Defense counsel also makes much of the fact that Kling gauze was not used by the defendant hospital at the time of the surgery. She argues that Ms. Walcott was certain that it was Kling gauze that had been used as she was familiar with this kind of material. Therefore, since it appears from Dr. Fischer's testimony that Kling gauze was not used, then the plaintiff's expert cannot simply assume that it was some other material left inside. Further, because he has no right to make such an assumption, his opinions should not be given any weight. However, I do not think this conclusion is irresistible. Whether it was Kling gauze or some other material, that is really not the gravamen of this case. It is rather whether the events as described by the plaintiff and her daughter occurred in the manner in which they testified and whether those events on October 29, 2002 and their aftermath support the fact that a large amount of gauze material was left in the plaintiff's abdominal wound unintentionally and became infected.
Therefore, based on the above, I find that there are legitimate issues of fact. I am not prepared to simply ignore, as Dr. Herron chose to, the sworn testimony given by Ms. Walcott and her daughter and its implications. Nor am I prepared to simply reject the medical opinions expressed by their expert, who explains the meaning of these events as reported by these individuals.
In sum, I am dismissing the cause of action sounding in lack of informed consent, as well as any claims against Dr. Shaktman.
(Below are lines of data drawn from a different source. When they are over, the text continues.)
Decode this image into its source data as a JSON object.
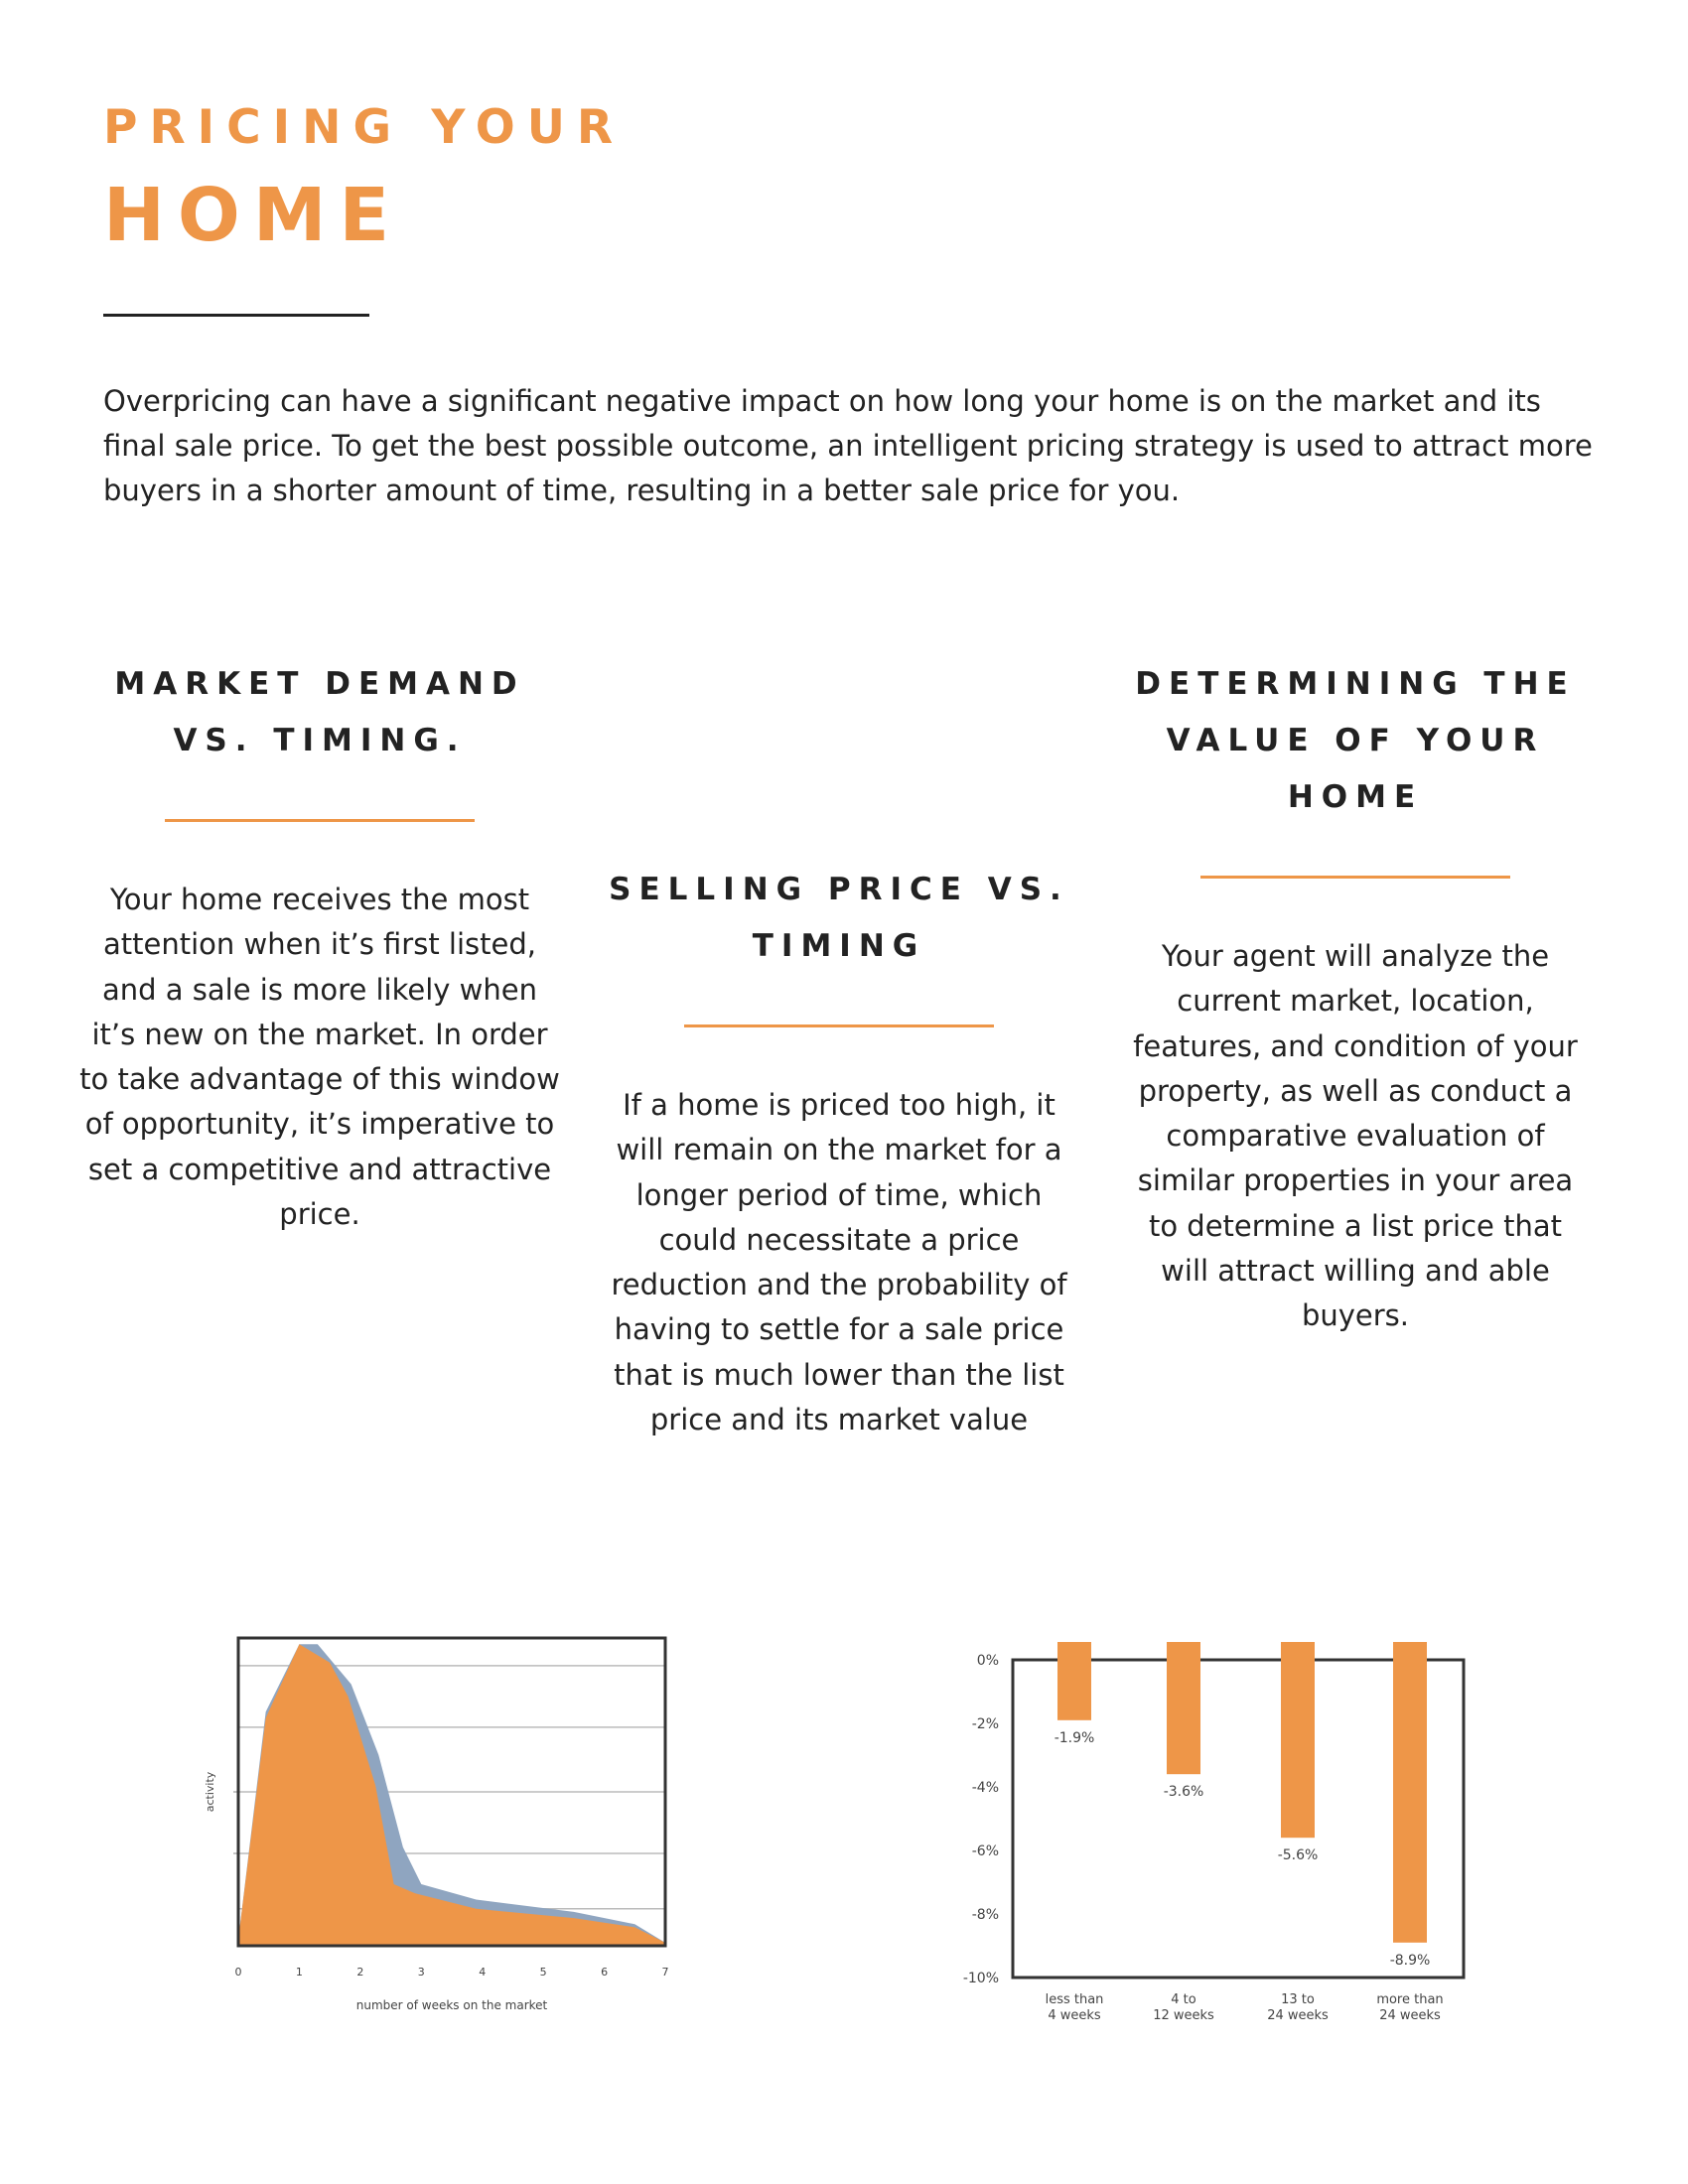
{
  "header": {
    "title_line1": "PRICING YOUR",
    "title_line2": "HOME"
  },
  "intro": "Overpricing can have a significant negative impact on how long your home is on the market and its final sale price. To get the best possible outcome, an intelligent pricing strategy is used to attract more buyers in a shorter amount of time, resulting in a better sale price for you.",
  "columns": [
    {
      "heading": "MARKET DEMAND VS. TIMING.",
      "body": "Your home receives the most attention when it’s first listed, and a sale is more likely when it’s new on the market. In order to take advantage of this window of opportunity, it’s imperative to set a competitive and attractive price."
    },
    {
      "heading": "SELLING PRICE VS. TIMING",
      "body": "If a home is priced too high, it will remain on the market for a longer period of time, which could necessitate a price reduction and the probability of having to settle for a sale price that is much lower than the list price and its market value"
    },
    {
      "heading": "DETERMINING THE VALUE OF YOUR HOME",
      "body": "Your agent will analyze the current market, location, features, and condition of your property, as well as conduct a comparative evaluation of similar properties in your area to determine a list price that will attract willing and able buyers."
    }
  ],
  "colors": {
    "accent": "#ee9648",
    "secondary": "#8fa5c0",
    "text": "#222222"
  },
  "chart_data": [
    {
      "type": "area",
      "title": "",
      "xlabel": "number of weeks on the market",
      "ylabel": "activity",
      "x_ticks": [
        "0",
        "1",
        "2",
        "3",
        "4",
        "5",
        "6",
        "7"
      ],
      "xlim": [
        0,
        7
      ],
      "ylim": [
        0,
        1
      ],
      "grid": true,
      "series": [
        {
          "color": "#8fa5c0",
          "points": [
            [
              0,
              0.02
            ],
            [
              0.45,
              0.76
            ],
            [
              1.0,
              0.98
            ],
            [
              1.3,
              0.98
            ],
            [
              1.85,
              0.85
            ],
            [
              2.3,
              0.62
            ],
            [
              2.7,
              0.32
            ],
            [
              3.0,
              0.2
            ],
            [
              3.9,
              0.15
            ],
            [
              5.5,
              0.11
            ],
            [
              6.5,
              0.07
            ],
            [
              7.0,
              0.01
            ]
          ]
        },
        {
          "color": "#ee9648",
          "points": [
            [
              0,
              0.02
            ],
            [
              0.45,
              0.74
            ],
            [
              1.0,
              0.98
            ],
            [
              1.5,
              0.92
            ],
            [
              1.8,
              0.81
            ],
            [
              2.25,
              0.52
            ],
            [
              2.55,
              0.2
            ],
            [
              2.9,
              0.17
            ],
            [
              3.9,
              0.12
            ],
            [
              5.5,
              0.09
            ],
            [
              6.5,
              0.06
            ],
            [
              7.0,
              0.01
            ]
          ]
        }
      ]
    },
    {
      "type": "bar",
      "title": "",
      "xlabel": "",
      "ylabel": "",
      "categories": [
        "less than 4 weeks",
        "4 to 12 weeks",
        "13 to 24 weeks",
        "more than 24 weeks"
      ],
      "values": [
        -1.9,
        -3.6,
        -5.6,
        -8.9
      ],
      "value_labels": [
        "-1.9%",
        "-3.6%",
        "-5.6%",
        "-8.9%"
      ],
      "y_ticks": [
        "0%",
        "-2%",
        "-4%",
        "-6%",
        "-8%",
        "-10%"
      ],
      "ylim": [
        -10,
        0
      ],
      "grid": false,
      "color": "#ee9648"
    }
  ]
}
As I understand the surgical procedure, after Dr. Shaktman performed the gynecological aspect, he left, and it was Dr. Fischer who then did the hernia repair and "closed" the patient. Therefore, if in fact gauze was improperly left behind in the wound, there is no plausible reasoning which could hold Dr. Shaktman responsible for this act. However, I am keeping the hospital in the action since there is testimony that for several days after the surgery, namely, on October 11, 12, and 13, 2002, Ms. Walcott was seen almost exclusively by the hospital's nurses and residents, as opposed to her actual surgeons. Therefore, during those days, the hospital staff was primarily responsible for making sure that the patient's wound was properly cared for and was not in a state where infection could result.
Accordingly, it is hereby
ORDERED that defendants' motion is granted to the extent of dismissing the cause of action sounding in lack of informed consent and the Clerk is directed to sever and dismiss that claim; and it is further
ORDERED that the motion is further granted to the extent of dismissing all claims against defendant Barry Shaktman, M.D., and the Clerk is directed to sever those claims and enter judgment in favor of Dr. Shaktman; and it is further
ORDERED that the balance of the defendants' motion is denied. Counsel are directed to appear for a pre-trial conference on June 5, 2013 at 9:30 a.m. prepared to discuss settlement and select a trial date.